- Orange juice manufacturers face a supply crisis and are considering alternative fruits.
- Brazil and Florida's orange supplies are declining due to disease and poor weather conditions.
- It means prices are increasing while suppliers scurry for a solution.
The world's leading orange juice manufacturers may have to consider using alternative fruits as they face a supply crisis.
A report from Fundecitrus and CitrusBR said that the climate crisis and a citrus disease known as greening have caused Brazilian orange farmers to harvest their smallest crop in decades.
Brazil is the world's largest orange juice producer and exporter. The report predicted that Brazil's main orange-producing areas of Sao Paulo and Minas Gerais will harvest 232.38 million 40.8kg boxes this year, a drop of 24.36% compared to the previous year.
"Should this production forecast hold true, this will be the second smallest crop since 1988-1989," it said.
Florida, the world's second-largest producer of orange juice, is also facing severe shortages due to disease and poor weather conditions, the Financial Times reported.
Kees Cools, president of the International Fruit and Vegetable Juice Association, told FT that recent shortages mark a "crisis."
"We've never seen anything like it, even during the big freezes and big hurricanes," he said.
In the past, orange juice providers avoided long-term shortages by freezing juice stock, which can be used for up to two years, the FT said. But even the frozen stock is dwindling because of a three-year shortage build-up, it added.
One major problem is citrus greening. This is an incurable disease caused by plant-feeding insects that make the tree's fruit bitter before ultimately killing the tree.
Since spreading throughout Florida in 2008, citrus greening has had disastrous effects when paired with the climate crisis. In the past 20 years, Cools told the FT, the state's supply of orange juice declined from 240 million boxes annually to 17 million annually.
Cools said manufacturers may have to consider using a different fruit, such as mandarin, as its trees are more resilient to weather patterns.
However, this would be a lengthy process. The IFU would have to request legislative changes in the Codex Alimentarius food standards code and in the US Food and Drug Administration, FT said.
Meanwhile, Harry Campbell, a commodity market data analyst at research group Mintec, told CNBC that manufacturers are likely to become "less reliant" on orange production by incorporating higher quantities of pear juice, apple juice, and grape juice in their blends.
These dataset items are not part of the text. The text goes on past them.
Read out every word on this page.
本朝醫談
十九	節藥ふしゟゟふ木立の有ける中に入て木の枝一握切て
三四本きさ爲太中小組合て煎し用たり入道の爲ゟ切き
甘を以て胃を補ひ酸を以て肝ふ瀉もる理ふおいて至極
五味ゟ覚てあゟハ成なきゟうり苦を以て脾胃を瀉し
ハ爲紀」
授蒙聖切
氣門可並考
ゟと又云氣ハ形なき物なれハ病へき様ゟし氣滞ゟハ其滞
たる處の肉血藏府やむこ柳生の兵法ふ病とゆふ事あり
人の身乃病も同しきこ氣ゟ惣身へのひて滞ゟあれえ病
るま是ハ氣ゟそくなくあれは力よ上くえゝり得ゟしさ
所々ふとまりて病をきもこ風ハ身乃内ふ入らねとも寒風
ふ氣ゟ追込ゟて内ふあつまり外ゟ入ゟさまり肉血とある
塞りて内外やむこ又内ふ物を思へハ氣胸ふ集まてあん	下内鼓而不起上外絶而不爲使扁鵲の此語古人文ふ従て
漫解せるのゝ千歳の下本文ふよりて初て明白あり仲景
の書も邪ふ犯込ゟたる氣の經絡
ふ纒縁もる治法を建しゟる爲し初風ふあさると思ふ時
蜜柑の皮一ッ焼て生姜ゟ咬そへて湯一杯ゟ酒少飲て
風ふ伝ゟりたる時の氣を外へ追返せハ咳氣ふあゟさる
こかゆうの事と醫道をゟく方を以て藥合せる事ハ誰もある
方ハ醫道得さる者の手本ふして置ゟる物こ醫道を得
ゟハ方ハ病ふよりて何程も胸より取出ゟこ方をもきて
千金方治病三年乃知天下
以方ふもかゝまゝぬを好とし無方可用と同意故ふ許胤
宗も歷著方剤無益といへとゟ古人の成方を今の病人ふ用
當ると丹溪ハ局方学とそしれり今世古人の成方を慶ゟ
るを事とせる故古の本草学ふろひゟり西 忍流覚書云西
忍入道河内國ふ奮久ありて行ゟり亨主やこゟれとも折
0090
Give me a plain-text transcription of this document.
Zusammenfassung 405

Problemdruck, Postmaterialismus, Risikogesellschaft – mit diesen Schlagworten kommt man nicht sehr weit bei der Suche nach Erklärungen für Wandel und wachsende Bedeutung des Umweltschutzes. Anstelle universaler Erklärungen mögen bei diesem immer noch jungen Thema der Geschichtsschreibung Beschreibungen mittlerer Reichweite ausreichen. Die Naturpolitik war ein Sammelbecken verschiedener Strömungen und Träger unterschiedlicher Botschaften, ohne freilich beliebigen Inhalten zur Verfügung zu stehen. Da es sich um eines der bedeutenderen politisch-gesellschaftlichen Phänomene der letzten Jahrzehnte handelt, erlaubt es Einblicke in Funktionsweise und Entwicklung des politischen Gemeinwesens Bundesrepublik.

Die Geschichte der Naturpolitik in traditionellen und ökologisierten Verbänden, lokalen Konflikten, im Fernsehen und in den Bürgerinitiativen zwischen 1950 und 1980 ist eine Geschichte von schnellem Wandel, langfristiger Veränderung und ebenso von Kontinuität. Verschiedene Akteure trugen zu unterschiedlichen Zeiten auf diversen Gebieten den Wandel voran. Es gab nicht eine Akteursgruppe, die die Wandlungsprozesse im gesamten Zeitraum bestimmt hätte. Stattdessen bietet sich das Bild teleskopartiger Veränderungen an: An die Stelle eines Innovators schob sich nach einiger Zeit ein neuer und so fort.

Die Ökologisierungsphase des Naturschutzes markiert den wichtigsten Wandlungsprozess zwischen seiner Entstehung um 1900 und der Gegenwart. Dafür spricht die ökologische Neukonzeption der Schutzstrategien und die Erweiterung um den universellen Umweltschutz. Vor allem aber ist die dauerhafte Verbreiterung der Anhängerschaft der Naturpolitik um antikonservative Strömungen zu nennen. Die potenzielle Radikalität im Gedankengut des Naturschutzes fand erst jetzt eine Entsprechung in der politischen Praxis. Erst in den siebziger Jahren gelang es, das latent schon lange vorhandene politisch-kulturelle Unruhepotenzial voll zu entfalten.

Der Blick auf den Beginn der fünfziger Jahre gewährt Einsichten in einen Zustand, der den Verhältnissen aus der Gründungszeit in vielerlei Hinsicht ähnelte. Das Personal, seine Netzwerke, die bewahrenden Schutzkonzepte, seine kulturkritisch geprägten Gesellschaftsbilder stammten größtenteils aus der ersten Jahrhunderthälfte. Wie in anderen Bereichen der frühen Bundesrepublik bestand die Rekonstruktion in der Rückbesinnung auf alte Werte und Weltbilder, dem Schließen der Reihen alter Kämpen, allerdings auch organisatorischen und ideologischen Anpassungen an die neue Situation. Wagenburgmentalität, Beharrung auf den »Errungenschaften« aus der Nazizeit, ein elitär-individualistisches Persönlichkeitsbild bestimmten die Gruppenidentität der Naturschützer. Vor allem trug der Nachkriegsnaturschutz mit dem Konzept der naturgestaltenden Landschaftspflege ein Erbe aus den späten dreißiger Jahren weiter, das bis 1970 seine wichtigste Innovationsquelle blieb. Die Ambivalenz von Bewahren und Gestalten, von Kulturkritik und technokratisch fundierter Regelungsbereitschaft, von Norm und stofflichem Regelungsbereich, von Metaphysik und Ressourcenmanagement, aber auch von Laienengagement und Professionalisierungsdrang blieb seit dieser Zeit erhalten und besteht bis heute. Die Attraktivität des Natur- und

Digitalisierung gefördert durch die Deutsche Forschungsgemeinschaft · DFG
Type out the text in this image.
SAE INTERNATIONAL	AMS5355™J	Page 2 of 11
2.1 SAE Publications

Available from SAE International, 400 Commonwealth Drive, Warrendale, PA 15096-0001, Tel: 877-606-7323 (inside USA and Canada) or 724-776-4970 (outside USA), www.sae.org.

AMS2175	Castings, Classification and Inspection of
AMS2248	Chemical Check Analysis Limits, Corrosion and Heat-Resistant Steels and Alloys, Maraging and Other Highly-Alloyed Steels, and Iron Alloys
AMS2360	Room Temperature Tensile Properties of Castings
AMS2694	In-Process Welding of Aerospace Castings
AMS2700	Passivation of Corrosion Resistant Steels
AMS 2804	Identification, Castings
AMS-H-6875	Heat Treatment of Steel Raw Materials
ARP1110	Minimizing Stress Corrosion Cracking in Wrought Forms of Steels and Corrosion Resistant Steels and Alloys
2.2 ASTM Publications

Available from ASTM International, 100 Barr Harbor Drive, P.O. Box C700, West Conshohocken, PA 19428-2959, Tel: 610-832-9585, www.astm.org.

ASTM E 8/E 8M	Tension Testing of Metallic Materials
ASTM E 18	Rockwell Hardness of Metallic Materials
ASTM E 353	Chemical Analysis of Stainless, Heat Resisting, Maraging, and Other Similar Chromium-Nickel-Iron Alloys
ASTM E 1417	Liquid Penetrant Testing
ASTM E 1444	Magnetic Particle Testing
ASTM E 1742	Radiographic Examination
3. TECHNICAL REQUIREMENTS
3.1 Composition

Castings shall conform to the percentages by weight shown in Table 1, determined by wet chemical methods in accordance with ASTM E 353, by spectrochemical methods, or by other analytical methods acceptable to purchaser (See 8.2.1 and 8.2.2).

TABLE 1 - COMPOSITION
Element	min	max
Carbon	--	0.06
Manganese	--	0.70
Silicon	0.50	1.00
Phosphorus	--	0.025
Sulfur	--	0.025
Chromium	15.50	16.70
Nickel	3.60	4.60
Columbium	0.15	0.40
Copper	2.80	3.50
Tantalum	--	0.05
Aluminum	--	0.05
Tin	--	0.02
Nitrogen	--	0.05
The financial consequences are already coming into play. Concentrated orange juice futures rose to $4.92 on New York's Intercontinental Exchange on Tuesday, FT said. That's almost double compared to the previous year, the outlet added.
Meanwhile, the price of 16 ounces of orange juice cost the average US consumer an estimated $2.41 in 2019, compared to $3.41 by the end of 2023, according to the data gathering platform Statista.
Francois Sonneville, a senior beverages analyst at Rabobank, told The Guardian that consumer demand for orange juice has decreased by around a fifth in the past year because of price increases.
"The global orange juice industry is in crisis," he said.
"The Florida industry has all but disappeared, and Brazilian groves are plagued by disease, rising costs, and unfavorable growing conditions, leaving global orange juice supplies at their lowest point in decades."
"Until that point is reached where consumers are no longer willing to pay the premium for orange juice because it is at such low supply, prices will continue to drive up," Campbell told CNBC.
The International Fruit and Vegetable Juice Association did not immediately respond to a request for comment.